Activision Blizzard has bought the assets of Major League Gaming (MLG) for $46 million, leaving the esports organization a shell and certain stockholders dumbfounded, if reports are true.

During a Dec. 21 meeting, MLG's board of directors approved the decision to sell off the company's assets to Activision Blizzard, according to a report from eSports Observer.

Of that $46 million, $31 million was paid to MLG or on the company's behalf and the rest was placed in escrow. While it wasn't clear how much of that $31 million was paid on the company's behalf, there has been speculation suggesting that most of it went toward paying off MLG's debts.

Sundance DiGiovanni, MLG co-founder and CEO, has been replaced by former CFO Greg Chisholm, according to the report.

While neither Activision Blizzard nor MLG has confirmed the report, SuperData Research CEO Joost van Dreunen reached out to the owners of eSports Observer, and they asserted that they have the documentation and live sources to back up what they published. Still, van Dreunen asks that his remarks be received with caution.

This all started back on Oct. 22 when MLG co-founder Mike Sepso jumped ship and went to Activision's eSports division, according to van Dreunen. A few days later, rival ESL (Electronic Sports League) announced, in a huge blow to MLG, that it would now manage Call of Duty's Pro League.
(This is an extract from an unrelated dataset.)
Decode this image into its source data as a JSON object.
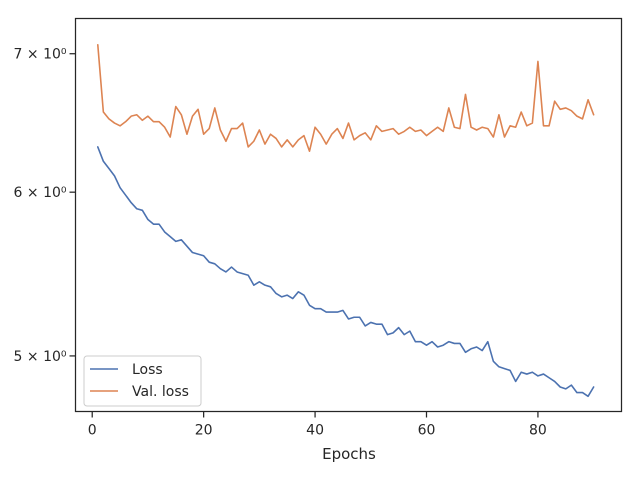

Around that time, GameSpot reported that MLG was in talks with potential suitor Yahoo. The site later learned from a source that the reports were allegedly "not true," but not completely unfounded. The source confirmed that the two sides had discussed something, but wouldn't detail what that something was.
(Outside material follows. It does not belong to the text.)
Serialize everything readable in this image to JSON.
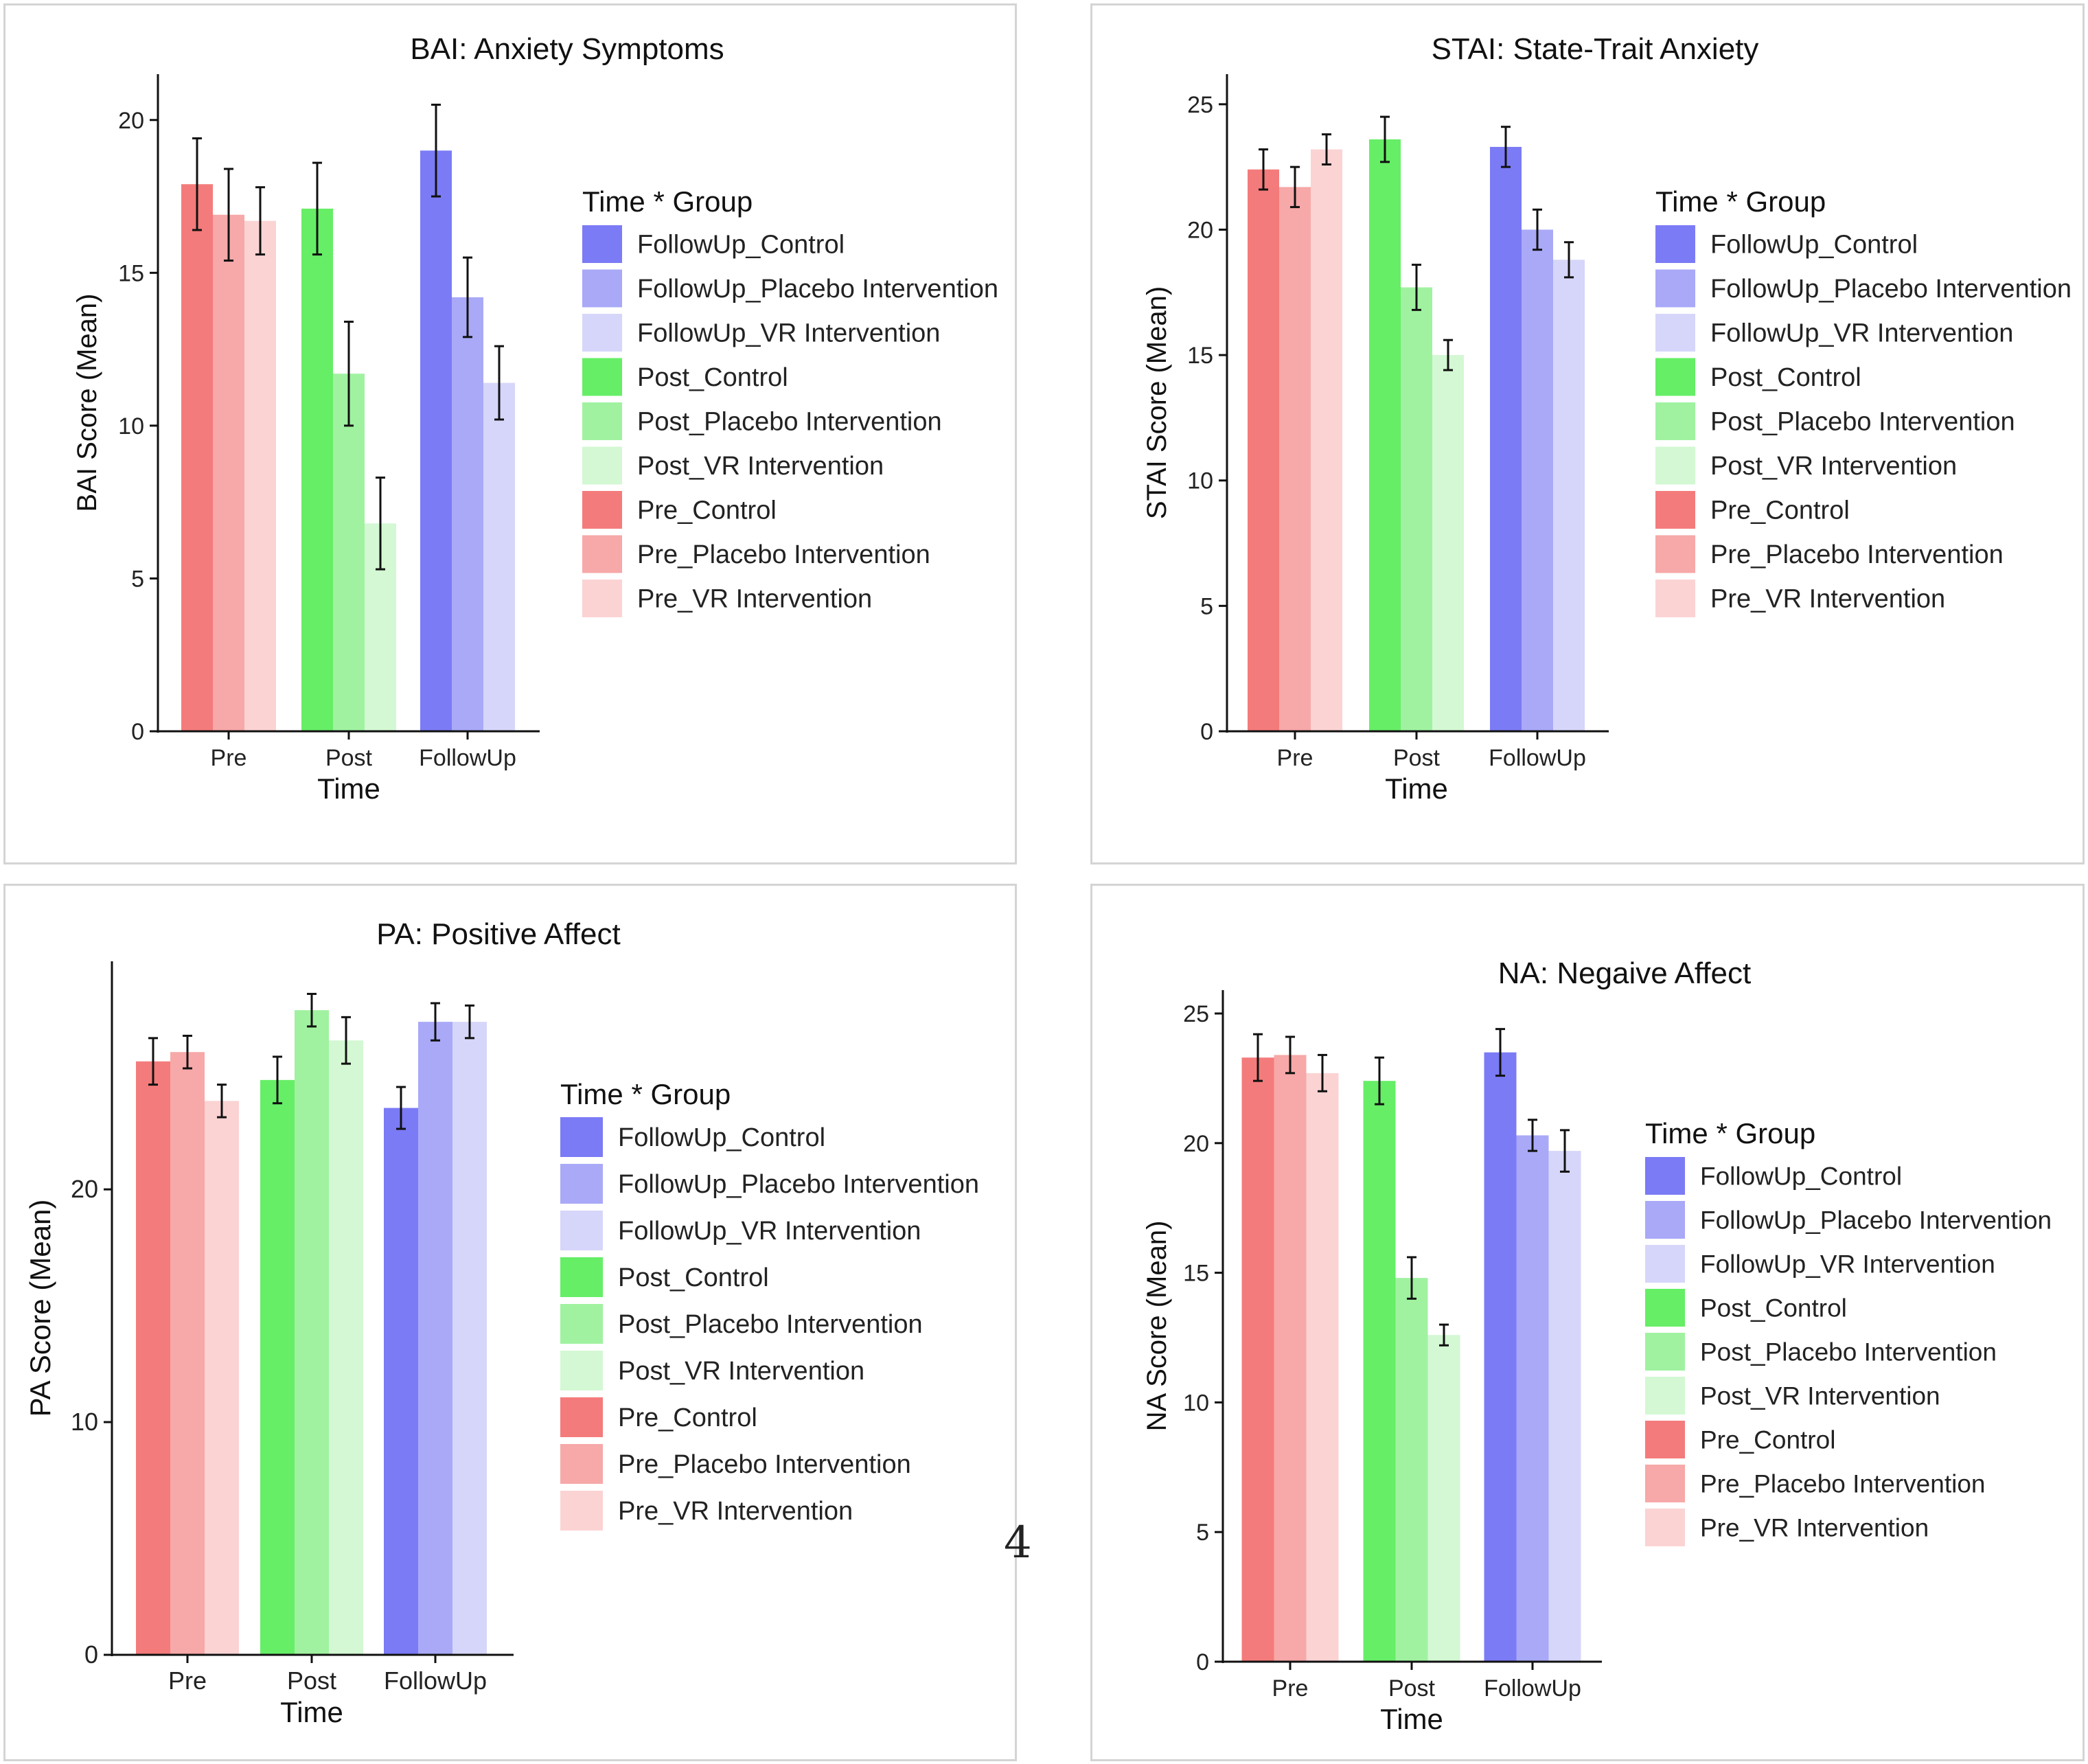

If true, this acquisition "suggests that despite a long-term effort to make competitive gaming popular, the firm had been struggling, ultimately resulting in the loss of a major franchise and departure of one of its key execs," says van Dreunen.
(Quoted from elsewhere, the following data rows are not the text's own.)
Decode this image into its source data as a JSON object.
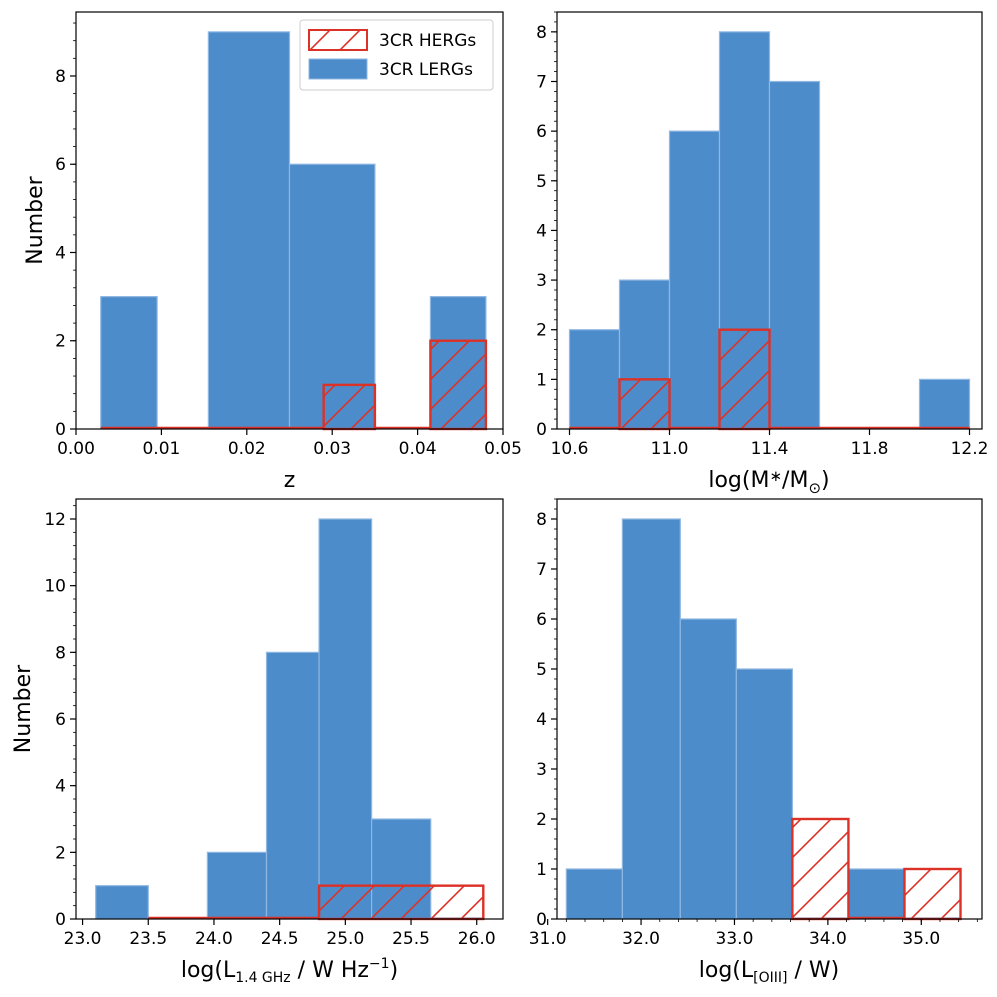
{
  "colors": {
    "lerg": "#4d8ccb",
    "lerg_edge": "#8fb7e2",
    "herg": "#dc3127"
  },
  "legend": {
    "herg_label": "3CR HERGs",
    "lerg_label": "3CR LERGs"
  },
  "chart_data": [
    {
      "type": "bar",
      "panel": "top-left",
      "xlabel": "z",
      "ylabel": "Number",
      "xlim": [
        0.0,
        0.05
      ],
      "ylim": [
        0,
        9.45
      ],
      "xticks": [
        0.0,
        0.01,
        0.02,
        0.03,
        0.04,
        0.05
      ],
      "xtick_labels": [
        "0.00",
        "0.01",
        "0.02",
        "0.03",
        "0.04",
        "0.05"
      ],
      "yticks": [
        0,
        2,
        4,
        6,
        8
      ],
      "ytick_labels": [
        "0",
        "2",
        "4",
        "6",
        "8"
      ],
      "minor_y_step": 0.4,
      "legend_position": "top-right",
      "series": [
        {
          "name": "3CR LERGs",
          "style": "filled",
          "edges": [
            0.0029,
            0.0095,
            0.0155,
            0.025,
            0.035,
            0.0415,
            0.048
          ],
          "counts": [
            3,
            0,
            9,
            6,
            0,
            3
          ]
        },
        {
          "name": "3CR HERGs",
          "style": "hatched",
          "edges": [
            0.0029,
            0.0095,
            0.0155,
            0.025,
            0.029,
            0.035,
            0.0415,
            0.048
          ],
          "counts": [
            0,
            0,
            0,
            0,
            1,
            0,
            2
          ]
        }
      ]
    },
    {
      "type": "bar",
      "panel": "top-right",
      "xlabel": "log(M∗/M⊙)",
      "xlabel_parts": {
        "a": "log(M",
        "b": "∗",
        "c": "/M",
        "d": "⊙",
        "e": ")"
      },
      "ylabel": "",
      "xlim": [
        10.55,
        12.25
      ],
      "ylim": [
        0,
        8.4
      ],
      "xticks": [
        10.6,
        11.0,
        11.4,
        11.8,
        12.2
      ],
      "xtick_labels": [
        "10.6",
        "11.0",
        "11.4",
        "11.8",
        "12.2"
      ],
      "yticks": [
        0,
        1,
        2,
        3,
        4,
        5,
        6,
        7,
        8
      ],
      "ytick_labels": [
        "0",
        "1",
        "2",
        "3",
        "4",
        "5",
        "6",
        "7",
        "8"
      ],
      "minor_y_step": 0.2,
      "series": [
        {
          "name": "3CR LERGs",
          "style": "filled",
          "edges": [
            10.6,
            10.8,
            11.0,
            11.2,
            11.4,
            11.6,
            11.8,
            12.0,
            12.2
          ],
          "counts": [
            2,
            3,
            6,
            8,
            7,
            0,
            0,
            1
          ]
        },
        {
          "name": "3CR HERGs",
          "style": "hatched",
          "edges": [
            10.6,
            10.8,
            11.0,
            11.2,
            11.4,
            11.6,
            11.8,
            12.0,
            12.2
          ],
          "counts": [
            0,
            1,
            0,
            2,
            0,
            0,
            0,
            0
          ]
        }
      ]
    },
    {
      "type": "bar",
      "panel": "bottom-left",
      "xlabel": "log(L1.4 GHz / W Hz−1)",
      "xlabel_parts": {
        "a": "log(L",
        "b": "1.4 GHz",
        "c": " / W Hz",
        "d": "−1",
        "e": ")"
      },
      "ylabel": "Number",
      "xlim": [
        22.95,
        26.2
      ],
      "ylim": [
        0,
        12.6
      ],
      "xticks": [
        23.0,
        23.5,
        24.0,
        24.5,
        25.0,
        25.5,
        26.0
      ],
      "xtick_labels": [
        "23.0",
        "23.5",
        "24.0",
        "24.5",
        "25.0",
        "25.5",
        "26.0"
      ],
      "yticks": [
        0,
        2,
        4,
        6,
        8,
        10,
        12
      ],
      "ytick_labels": [
        "0",
        "2",
        "4",
        "6",
        "8",
        "10",
        "12"
      ],
      "minor_y_step": 0.4,
      "series": [
        {
          "name": "3CR LERGs",
          "style": "filled",
          "edges": [
            23.1,
            23.5,
            23.95,
            24.4,
            24.8,
            25.2,
            25.65,
            26.05
          ],
          "counts": [
            1,
            0,
            2,
            8,
            12,
            3,
            0
          ]
        },
        {
          "name": "3CR HERGs",
          "style": "hatched",
          "edges": [
            23.5,
            23.95,
            24.4,
            24.8,
            26.05
          ],
          "counts": [
            0,
            0,
            0,
            1
          ]
        }
      ]
    },
    {
      "type": "bar",
      "panel": "bottom-right",
      "xlabel": "log(L[OIII] / W)",
      "xlabel_parts": {
        "a": "log(L",
        "b": "[OIII]",
        "c": " / W)",
        "d": "",
        "e": ""
      },
      "ylabel": "",
      "xlim": [
        31.1,
        35.65
      ],
      "ylim": [
        0,
        8.4
      ],
      "xticks": [
        31.0,
        32.0,
        33.0,
        34.0,
        35.0
      ],
      "xtick_labels": [
        "31.0",
        "32.0",
        "33.0",
        "34.0",
        "35.0"
      ],
      "yticks": [
        0,
        1,
        2,
        3,
        4,
        5,
        6,
        7,
        8
      ],
      "ytick_labels": [
        "0",
        "1",
        "2",
        "3",
        "4",
        "5",
        "6",
        "7",
        "8"
      ],
      "minor_y_step": 0.2,
      "minor_x_step": 0.2,
      "series": [
        {
          "name": "3CR LERGs",
          "style": "filled",
          "edges": [
            31.2,
            31.8,
            32.42,
            33.02,
            33.62,
            34.22,
            34.82,
            35.42
          ],
          "counts": [
            1,
            8,
            6,
            5,
            0,
            1,
            0
          ]
        },
        {
          "name": "3CR HERGs",
          "style": "hatched",
          "edges": [
            33.62,
            34.22,
            34.82,
            35.42
          ],
          "counts": [
            2,
            0,
            1
          ]
        }
      ]
    }
  ]
}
Activision Blizzard's acquisition of MLG is consistent with a trend SuperData Research has observed in industry heavyweights like Ubisoft, Take-Two Interactive and Electronics Arts, he says. There are ad dollars to be had and so major game publishers have been looking to diversify their reach across media channels as their online audiences grow.

"Following several other acquisitions and announcements from Activision, it is clear that the firm is evolving into a media conglomerate rather than a company that simply develops and publishes video games," van Dreunen says.